AI agents that operate in dynamic environments—reading files, browsing the web, querying databases, receiving tool outputs—process information from sources outside the developer's control. This creates persistent context poisoning opportunities: adversarial content in any information source the agent processes can influence agent behavior.

Unlike single-turn injection attacks, agent pipeline poisoning can persist across multiple turns by influencing the agent's accumulated context, memory systems, or planning outputs.
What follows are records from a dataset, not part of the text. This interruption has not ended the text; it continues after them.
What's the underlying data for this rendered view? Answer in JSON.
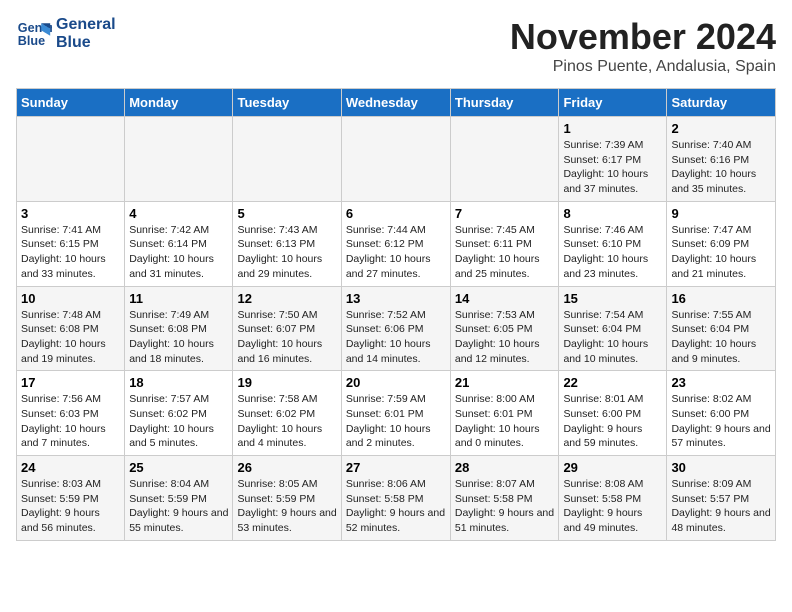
{
  "header": {
    "logo_line1": "General",
    "logo_line2": "Blue",
    "month": "November 2024",
    "location": "Pinos Puente, Andalusia, Spain"
  },
  "weekdays": [
    "Sunday",
    "Monday",
    "Tuesday",
    "Wednesday",
    "Thursday",
    "Friday",
    "Saturday"
  ],
  "weeks": [
    [
      {
        "day": "",
        "info": ""
      },
      {
        "day": "",
        "info": ""
      },
      {
        "day": "",
        "info": ""
      },
      {
        "day": "",
        "info": ""
      },
      {
        "day": "",
        "info": ""
      },
      {
        "day": "1",
        "info": "Sunrise: 7:39 AM\nSunset: 6:17 PM\nDaylight: 10 hours and 37 minutes."
      },
      {
        "day": "2",
        "info": "Sunrise: 7:40 AM\nSunset: 6:16 PM\nDaylight: 10 hours and 35 minutes."
      }
    ],
    [
      {
        "day": "3",
        "info": "Sunrise: 7:41 AM\nSunset: 6:15 PM\nDaylight: 10 hours and 33 minutes."
      },
      {
        "day": "4",
        "info": "Sunrise: 7:42 AM\nSunset: 6:14 PM\nDaylight: 10 hours and 31 minutes."
      },
      {
        "day": "5",
        "info": "Sunrise: 7:43 AM\nSunset: 6:13 PM\nDaylight: 10 hours and 29 minutes."
      },
      {
        "day": "6",
        "info": "Sunrise: 7:44 AM\nSunset: 6:12 PM\nDaylight: 10 hours and 27 minutes."
      },
      {
        "day": "7",
        "info": "Sunrise: 7:45 AM\nSunset: 6:11 PM\nDaylight: 10 hours and 25 minutes."
      },
      {
        "day": "8",
        "info": "Sunrise: 7:46 AM\nSunset: 6:10 PM\nDaylight: 10 hours and 23 minutes."
      },
      {
        "day": "9",
        "info": "Sunrise: 7:47 AM\nSunset: 6:09 PM\nDaylight: 10 hours and 21 minutes."
      }
    ],
    [
      {
        "day": "10",
        "info": "Sunrise: 7:48 AM\nSunset: 6:08 PM\nDaylight: 10 hours and 19 minutes."
      },
      {
        "day": "11",
        "info": "Sunrise: 7:49 AM\nSunset: 6:08 PM\nDaylight: 10 hours and 18 minutes."
      },
      {
        "day": "12",
        "info": "Sunrise: 7:50 AM\nSunset: 6:07 PM\nDaylight: 10 hours and 16 minutes."
      },
      {
        "day": "13",
        "info": "Sunrise: 7:52 AM\nSunset: 6:06 PM\nDaylight: 10 hours and 14 minutes."
      },
      {
        "day": "14",
        "info": "Sunrise: 7:53 AM\nSunset: 6:05 PM\nDaylight: 10 hours and 12 minutes."
      },
      {
        "day": "15",
        "info": "Sunrise: 7:54 AM\nSunset: 6:04 PM\nDaylight: 10 hours and 10 minutes."
      },
      {
        "day": "16",
        "info": "Sunrise: 7:55 AM\nSunset: 6:04 PM\nDaylight: 10 hours and 9 minutes."
      }
    ],
    [
      {
        "day": "17",
        "info": "Sunrise: 7:56 AM\nSunset: 6:03 PM\nDaylight: 10 hours and 7 minutes."
      },
      {
        "day": "18",
        "info": "Sunrise: 7:57 AM\nSunset: 6:02 PM\nDaylight: 10 hours and 5 minutes."
      },
      {
        "day": "19",
        "info": "Sunrise: 7:58 AM\nSunset: 6:02 PM\nDaylight: 10 hours and 4 minutes."
      },
      {
        "day": "20",
        "info": "Sunrise: 7:59 AM\nSunset: 6:01 PM\nDaylight: 10 hours and 2 minutes."
      },
      {
        "day": "21",
        "info": "Sunrise: 8:00 AM\nSunset: 6:01 PM\nDaylight: 10 hours and 0 minutes."
      },
      {
        "day": "22",
        "info": "Sunrise: 8:01 AM\nSunset: 6:00 PM\nDaylight: 9 hours and 59 minutes."
      },
      {
        "day": "23",
        "info": "Sunrise: 8:02 AM\nSunset: 6:00 PM\nDaylight: 9 hours and 57 minutes."
      }
    ],
    [
      {
        "day": "24",
        "info": "Sunrise: 8:03 AM\nSunset: 5:59 PM\nDaylight: 9 hours and 56 minutes."
      },
      {
        "day": "25",
        "info": "Sunrise: 8:04 AM\nSunset: 5:59 PM\nDaylight: 9 hours and 55 minutes."
      },
      {
        "day": "26",
        "info": "Sunrise: 8:05 AM\nSunset: 5:59 PM\nDaylight: 9 hours and 53 minutes."
      },
      {
        "day": "27",
        "info": "Sunrise: 8:06 AM\nSunset: 5:58 PM\nDaylight: 9 hours and 52 minutes."
      },
      {
        "day": "28",
        "info": "Sunrise: 8:07 AM\nSunset: 5:58 PM\nDaylight: 9 hours and 51 minutes."
      },
      {
        "day": "29",
        "info": "Sunrise: 8:08 AM\nSunset: 5:58 PM\nDaylight: 9 hours and 49 minutes."
      },
      {
        "day": "30",
        "info": "Sunrise: 8:09 AM\nSunset: 5:57 PM\nDaylight: 9 hours and 48 minutes."
      }
    ]
  ]
}
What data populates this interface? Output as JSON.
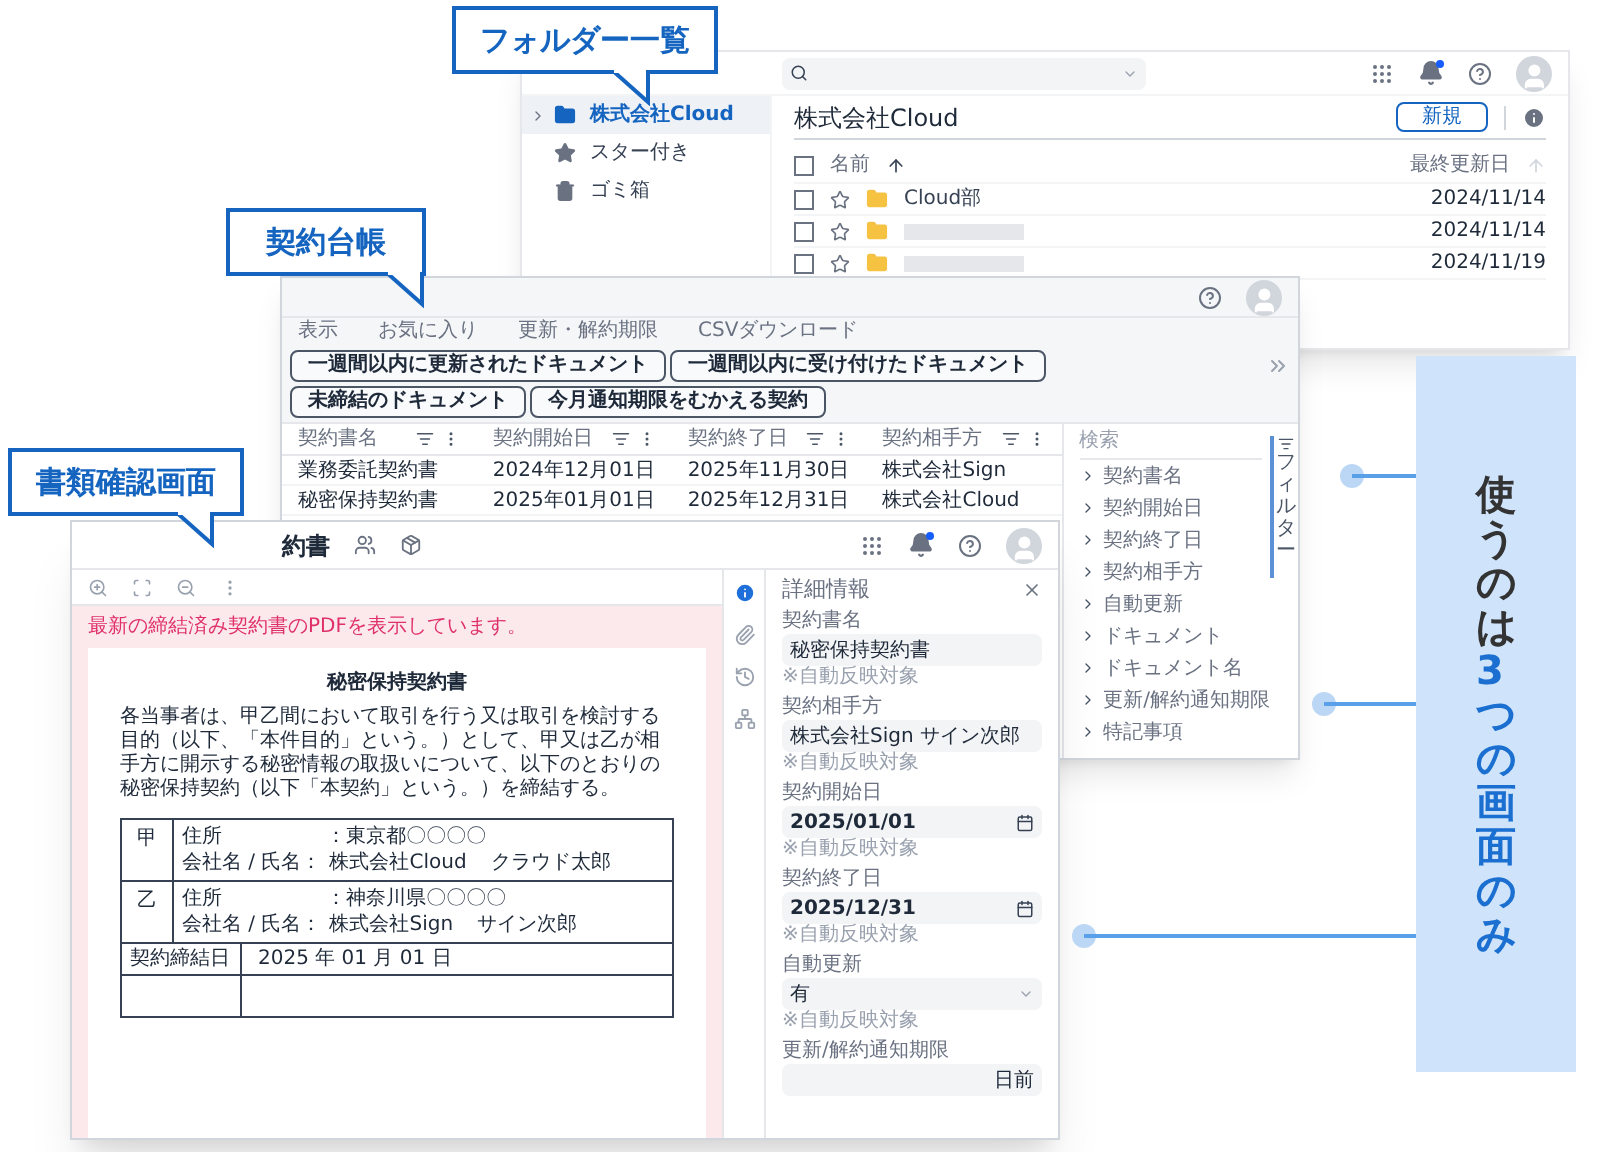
{
  "folder_list": {
    "callout": "フォルダー一覧",
    "notifications": true,
    "sidebar": [
      {
        "label": "株式会社Cloud",
        "kind": "folder",
        "selected": true
      },
      {
        "label": "スター付き",
        "kind": "starred",
        "selected": false
      },
      {
        "label": "ゴミ箱",
        "kind": "trash",
        "selected": false
      }
    ],
    "title": "株式会社Cloud",
    "new_button": "新規",
    "name_column": "名前",
    "date_column": "最終更新日",
    "header_checked": false,
    "rows": [
      {
        "name": "Cloud部",
        "date": "2024/11/14",
        "checked": false,
        "starred": false,
        "redacted": false
      },
      {
        "date": "2024/11/14",
        "checked": false,
        "starred": false,
        "redacted": true
      },
      {
        "date": "2024/11/19",
        "checked": false,
        "starred": false,
        "redacted": true
      }
    ]
  },
  "contract_ledger": {
    "callout": "契約台帳",
    "menu": [
      "表示",
      "お気に入り",
      "更新・解約期限",
      "CSVダウンロード"
    ],
    "chips": [
      "一週間以内に更新されたドキュメント",
      "一週間以内に受け付けたドキュメント",
      "未締結のドキュメント",
      "今月通知期限をむかえる契約"
    ],
    "columns": [
      "契約書名",
      "契約開始日",
      "契約終了日",
      "契約相手方"
    ],
    "rows": [
      [
        "業務委託契約書",
        "2024年12月01日",
        "2025年11月30日",
        "株式会社Sign"
      ],
      [
        "秘密保持契約書",
        "2025年01月01日",
        "2025年12月31日",
        "株式会社Cloud"
      ]
    ],
    "filter_panel": {
      "search_label": "検索",
      "tab": "フィルター",
      "items": [
        "契約書名",
        "契約開始日",
        "契約終了日",
        "契約相手方",
        "自動更新",
        "ドキュメント",
        "ドキュメント名",
        "更新/解約通知期限",
        "特記事項"
      ]
    }
  },
  "doc_viewer": {
    "callout": "書類確認画面",
    "title": "約書",
    "notifications": true,
    "banner": "最新の締結済み契約書のPDFを表示しています。",
    "pdf": {
      "title": "秘密保持契約書",
      "paragraph": "各当事者は、甲乙間において取引を行う又は取引を検討する目的（以下、「本件目的」という。）として、甲又は乙が相手方に開示する秘密情報の取扱いについて、以下のとおりの秘密保持契約（以下「本契約」という。）を締結する。",
      "parties": [
        {
          "mark": "甲",
          "address_label": "住所",
          "address": "：東京都〇〇〇〇",
          "name_label": "会社名 / 氏名：",
          "company": "株式会社Cloud",
          "person": "クラウド太郎"
        },
        {
          "mark": "乙",
          "address_label": "住所",
          "address": "：神奈川県〇〇〇〇",
          "name_label": "会社名 / 氏名：",
          "company": "株式会社Sign",
          "person": "サイン次郎"
        }
      ],
      "date_label": "契約締結日",
      "date_value": "2025 年 01 月 01 日"
    },
    "rail": [
      {
        "kind": "info",
        "selected": true
      },
      {
        "kind": "attachment",
        "selected": false
      },
      {
        "kind": "history",
        "selected": false
      },
      {
        "kind": "tree",
        "selected": false
      }
    ],
    "details": {
      "title": "詳細情報",
      "fields": [
        {
          "label": "契約書名",
          "kind": "text",
          "value": "秘密保持契約書",
          "hint": "※自動反映対象"
        },
        {
          "label": "契約相手方",
          "kind": "text",
          "value": "株式会社Sign サイン次郎",
          "hint": "※自動反映対象"
        },
        {
          "label": "契約開始日",
          "kind": "date",
          "value": "2025/01/01",
          "hint": "※自動反映対象"
        },
        {
          "label": "契約終了日",
          "kind": "date",
          "value": "2025/12/31",
          "hint": "※自動反映対象"
        },
        {
          "label": "自動更新",
          "kind": "select",
          "value": "有",
          "hint": "※自動反映対象"
        },
        {
          "label": "更新/解約通知期限",
          "kind": "days",
          "unit": "日前"
        }
      ]
    }
  },
  "tagline": {
    "lead": "使うのは",
    "highlight": "3つの画面のみ"
  }
}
An agent that reads a poisoned document early in a task may carry the influence of that document throughout the rest of the task, even after the document is no longer in its immediate context window.

7. Defenses

7.1 Data Provenance and Integrity

Maintaining cryptographic provenance chains for training data, fine-tuning datasets, and RAG knowledge base contents allows detection of unauthorized modifications and attribution of data sources. Provenance tracking is most valuable when combined with access controls that prevent unauthorized data insertion.

7.2 Anomaly Detection in Training Data

Statistical anomaly detection can identify data subsets that are outliers in semantic space, temporal distribution, or stylistic features—potential indicators of injected poison. Targeted detection methods specific to backdoor attacks, including activation pattern analysis and trigger scanning, provide additional coverage.

7.3 Robust Training Methods

Training methods designed for robustness to poisoning include: data sanitization pipelines that filter likely-poisoned examples; differential privacy training that limits the influence of any individual data point; and ensemble methods that reduce susceptibility to coordinated attacks on any single training run.

7.4 RAG Content Validation

Knowledge base content validation—including automated factuality checking, source credibility assessment, and adversarial content detection—reduces the impact of document injection attacks. Citation verification, where retrieved documents are cross-checked against authoritative sources before use, provides additional protection.

7.5 Agent Context Monitoring

Monitoring agent context for anomalous instruction patterns, unexpected information requests, and behavioral deviations from task scope can detect context poisoning attacks. Human-in-the-loop review at critical decision points provides a backstop for high-stakes agentic actions.

8. Conclusion

Information poisoning represents an underappreciated class of AI security threat. Unlike prompt injection attacks that are typically detected and mitigated at inference time, poisoning attacks operate upstream and can produce persistent, systematic effects that survive deployment. As AI systems are trained on larger and less curated datasets and deployed in increasingly agentic contexts, the threat surface for information poisoning expands. Developing comprehensive defenses requires a full lifecycle view of AI system security, from training data curation through deployment monitoring.

References

Bagdasaryan, E. et al. (2020). How to backdoor federated learning. AISTATS 2020.

Carlini, N. & Terzis, A. (2021). Poisoning and backdooring contrastive learning. ICLR 2022.

Chen, X. et al. (2017). Targeted backdoor attacks on deep learning systems using data poisoning. arXiv:1712.05526.

Garg, S. et al. (2020). Can adversarial weight perturbations inject neural backdoors? arXiv:2008.01761.

Greshake, K. et al. (2023). Not what you signed up for: Compromising real-world LLM-integrated applications with indirect prompt injection. arXiv:2302.12173.

Perez, E. et al. (2022). Red teaming language models with language models. arXiv:2202.03286.

Schuster, R. et al. (2021). You autocomplete me: Poisoning vulnerabilities in neural code completion. USENIX Security 2021.

Shafahi, A. et al. (2018). Poison frogs! Targeted clean-label poisoning attacks on neural networks. NeurIPS 2018.

Wallace, E. et al. (2021). Concealed data poisoning attacks on NLP models. NAACL 2021.

Wan, A. et al. (2023). Poisoning language models during instruction tuning. ICML 2023.